Open houses were scheduled for this weekend at the Center for Inquiry's new Rockefeller Center office, near the headquarters of a number of media outlets and just steps away from the sculpture of the Greek god Prometheus.
"If we had a patron saint, he would be ours," CFI-Metro NY Chairman Austin Dacey said of the statue, which represents the god revered for bringing fire and intelligence to humanity.
Dacey said the time is right for the center's opening.
"There is irresponsible presentation of paranormal and supernatural phenomena and I think that media shares some of the blame," Dacey said.
The Center for Inquiry, based in Amherst, N.Y., is a nonprofit organization with two major subdivisions: the Committee for the Scientific Investigation of Claims of the Paranormal, which investigates paranormal and fringe science claims; and the Council for Secular Humanism, which promotes naturalism and secularism.
It has branches in Russia, Mexico, Nigeria and France, and publishes two magazines and a philosophy journal. The New York office was originally based in Montclair, N.J.
"We are committed to reason, science and freedom of inquiry in all areas of human interest," said CFI founder Paul Kurtz. "So we represent a kind of naturalistic outlook that has largely been ignored by the news media and overlooked by the American public."

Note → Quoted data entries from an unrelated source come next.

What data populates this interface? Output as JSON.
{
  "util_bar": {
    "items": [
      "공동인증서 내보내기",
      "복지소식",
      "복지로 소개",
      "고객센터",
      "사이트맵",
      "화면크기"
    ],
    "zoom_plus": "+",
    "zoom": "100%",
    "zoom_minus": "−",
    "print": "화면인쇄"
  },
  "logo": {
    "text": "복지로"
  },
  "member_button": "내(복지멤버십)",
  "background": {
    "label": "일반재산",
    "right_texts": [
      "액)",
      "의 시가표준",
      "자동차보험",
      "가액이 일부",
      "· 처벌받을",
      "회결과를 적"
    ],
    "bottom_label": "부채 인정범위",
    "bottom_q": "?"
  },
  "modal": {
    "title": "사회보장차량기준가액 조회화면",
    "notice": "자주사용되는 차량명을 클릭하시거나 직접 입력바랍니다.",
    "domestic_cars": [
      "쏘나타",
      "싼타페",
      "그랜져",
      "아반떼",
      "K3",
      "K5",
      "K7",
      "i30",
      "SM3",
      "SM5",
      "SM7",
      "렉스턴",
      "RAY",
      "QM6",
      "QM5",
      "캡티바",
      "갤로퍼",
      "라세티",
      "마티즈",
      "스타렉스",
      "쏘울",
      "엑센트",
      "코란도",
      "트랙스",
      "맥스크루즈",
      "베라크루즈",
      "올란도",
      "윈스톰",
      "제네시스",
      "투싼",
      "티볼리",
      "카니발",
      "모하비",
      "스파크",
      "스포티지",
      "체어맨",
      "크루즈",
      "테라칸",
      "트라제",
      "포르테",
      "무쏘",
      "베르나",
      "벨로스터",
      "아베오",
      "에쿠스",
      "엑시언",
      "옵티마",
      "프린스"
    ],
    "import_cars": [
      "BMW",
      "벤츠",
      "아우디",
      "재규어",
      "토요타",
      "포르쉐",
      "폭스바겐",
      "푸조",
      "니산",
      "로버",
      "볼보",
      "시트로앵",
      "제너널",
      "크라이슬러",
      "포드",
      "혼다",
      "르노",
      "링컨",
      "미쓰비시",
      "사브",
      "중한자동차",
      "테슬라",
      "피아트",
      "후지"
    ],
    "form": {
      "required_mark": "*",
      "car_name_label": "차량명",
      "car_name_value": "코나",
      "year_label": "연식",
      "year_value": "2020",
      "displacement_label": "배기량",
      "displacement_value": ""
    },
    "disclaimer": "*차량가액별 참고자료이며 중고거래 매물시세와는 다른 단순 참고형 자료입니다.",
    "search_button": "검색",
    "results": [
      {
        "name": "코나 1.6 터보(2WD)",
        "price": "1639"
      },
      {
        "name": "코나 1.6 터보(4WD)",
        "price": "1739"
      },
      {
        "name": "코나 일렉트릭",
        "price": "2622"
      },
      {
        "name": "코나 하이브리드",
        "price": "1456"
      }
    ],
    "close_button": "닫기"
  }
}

A similar center in Los Angeles was opened two years ago to debunk the belief in the paranormal and supernatural spread by Hollywood movies and television shows. The late entertainer and writer Steve Allen, the original host of "The Tonight Show," was a longtime member of the group and wrote 15 books for the center's publishing house, Prometheus Books.
"(What) we have to do is demystify science," said Dacey. "The scientific method is not something mysterious or esoteric. It's just the extension of the same way we make up our minds in everyday life."
While the Los Angeles center focuses on entertainment media, the New York branch of CFI will try to link the news media and public with scientists and experts to cast a critical eye on fringe science and religious claims.
Fellows of the scientific wing of the center include Francis Crick, who, along with James Watson, unlocked the secrets of DNA; Richard Dawkins, Oxford University's professor for the public understanding of science; and Bill Nye, the "Science Guy" of children's television.
Pairing journalists and scientists will lead to better science coverage because many journalists don't understand the basics of scientific investigation, said Kristen Alley Swain, coordinator of the Science Journalism Center at the University of South Florida.
"Scientists use a different language than what the public understands," she said. "The journalist is in the midst of interpreting the jargon. They have a difficulty bridging that gap."
Swain co-authored a study on media coverage of stem cell research, which found that journalists tended to quote politicians, religious figures and anti-abortion groups more than scientists on the issue.
"One complaint I heard from scientists is that journalists tend to focus most on stories that have controversies," she said. "They probably just need to talk to scientists more than they do."
Kurtz said the public doesn't hear enough from the scientific community in debates about similar important issues, including human cloning, which would be banned by a bill passed last month by the House of Representatives and is now under consideration by the Senate.
"If this passes, it will go down in the annals of history as infamously as the efforts to suppress Darwin and Galileo," Kurtz said.